Wirt Adams was promoted to Brigadier general on September 25, 1863; Robert C. Wood Jr. was promoted to Colonel, and the Regiment was subsequently known as Wood's Regiment. The regiment continued to operate near the Mississippi river around Vicksburg after the fall of that city to Union forces in July, 1863, clashing with Federal forces under the command of General James B. McPherson at various locations in the vicinity. When Union General William T. Sherman began his campaign towards Meridian in February, 1864, Wood's Regiment skirmished with Federal troops at several points along their line of march.

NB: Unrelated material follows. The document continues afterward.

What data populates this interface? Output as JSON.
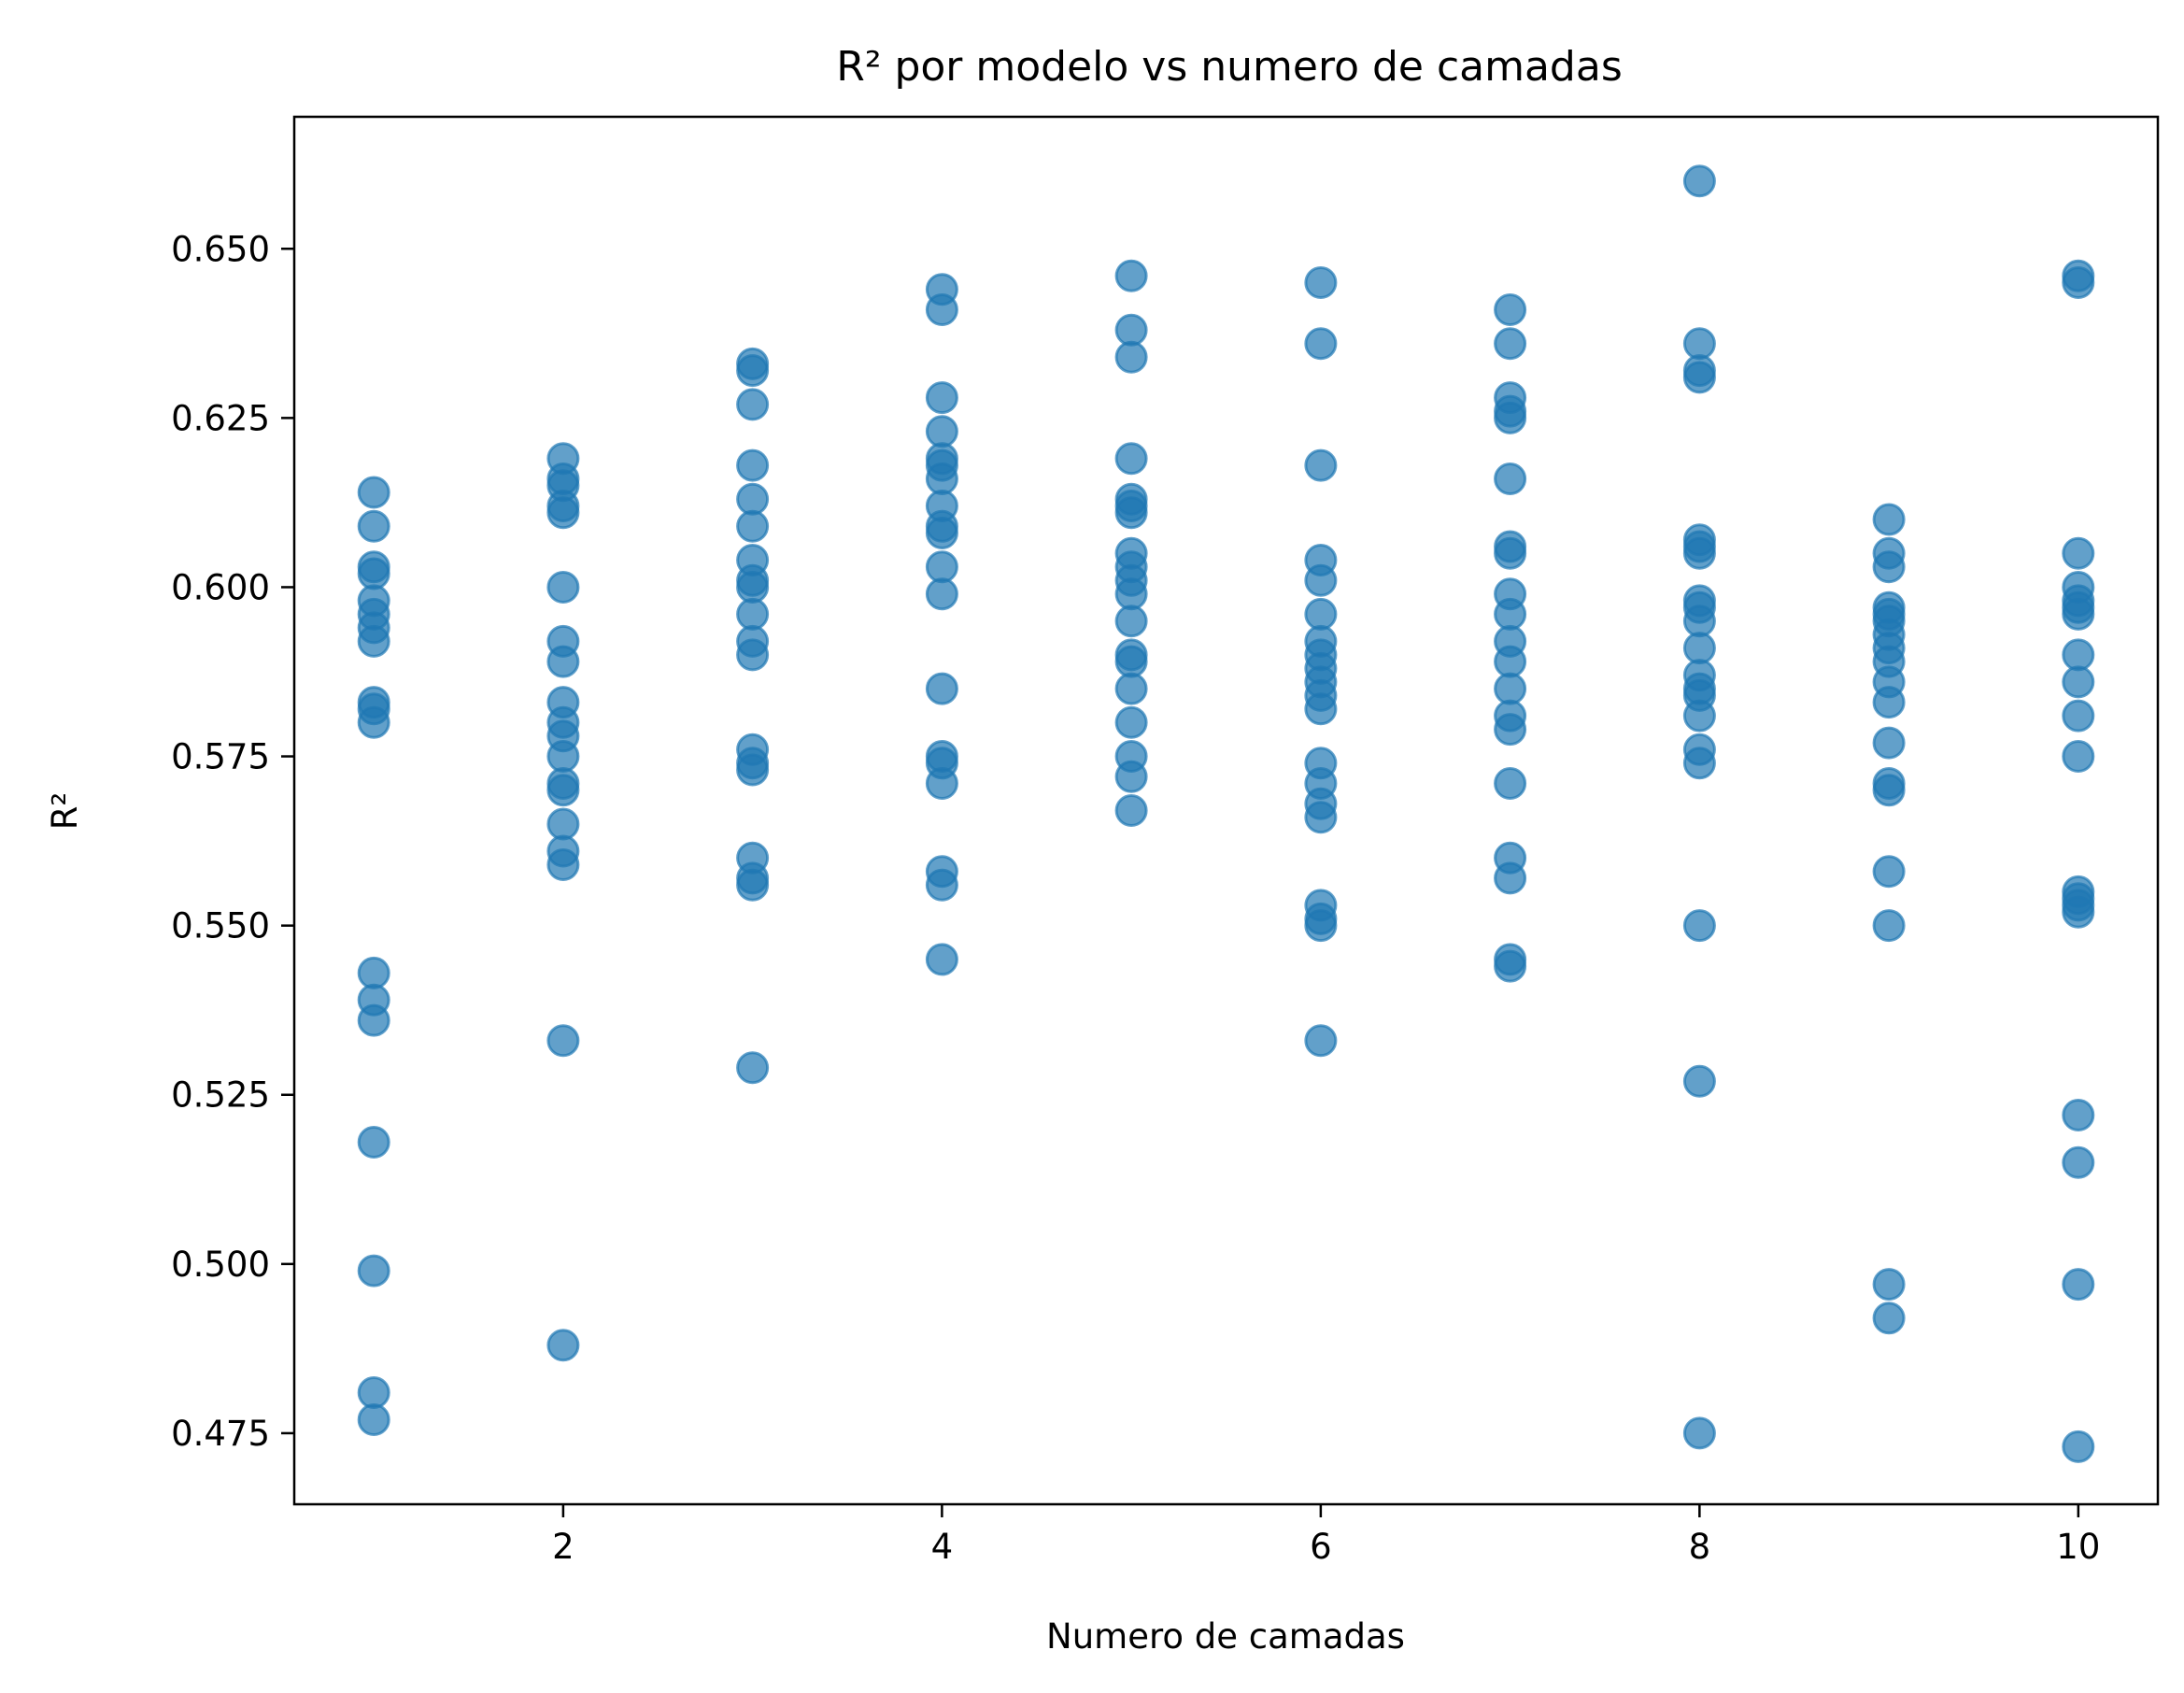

The Regiment fought further battles against Union forces in Mississippi in 1864 and 1865, including the Battle of Egypt during Grierson's 1864 raid against the Mobile and Ohio Railroad. In the final stages of the war, Adams' brigade, including his former regiment, was attached to Forrest's Cavalry Corps, and fought in the Battle of Selma before surrendering in Sumter County, Alabama on May 4, 1865.

==Commanders==
Commanders of Adams'/Wood's Regiment:
- Col. Wirt Adams, promoted to Brigadier general September 1863.
- Col. Robert C. Wood Jr.
- Lt. Col. Thomas Lewers
- Lt. Col. Stephen B. Cleaveland

==Organization==
Companies of Adams'/Wood's Regiment:
- Company A, "Tensas Cavalry" of Louisiana (later transferred).
- Company A, formed from Company K of Yazoo County, Mississippi, in 1864.
- Company B, of De Soto County and Senatobia, Mississippi.
- Company C
- Company D, of Madison and Leake Counties, Mississippi.
- Company E,
- Company F, of Warren and Claiborne Counties, Mississippi.
- Company G, of Louisiana.
- Company H, "Lowndes Rangers" of Lowndes County, Alabama.
- Company I, of Clarke and Baldwin Counties, Alabama.
- Company K, "Anding Hussars" of Yazoo County, Mississippi.
- Company L
- Company M, "McKie Cavalry" of Canton, Mississippi.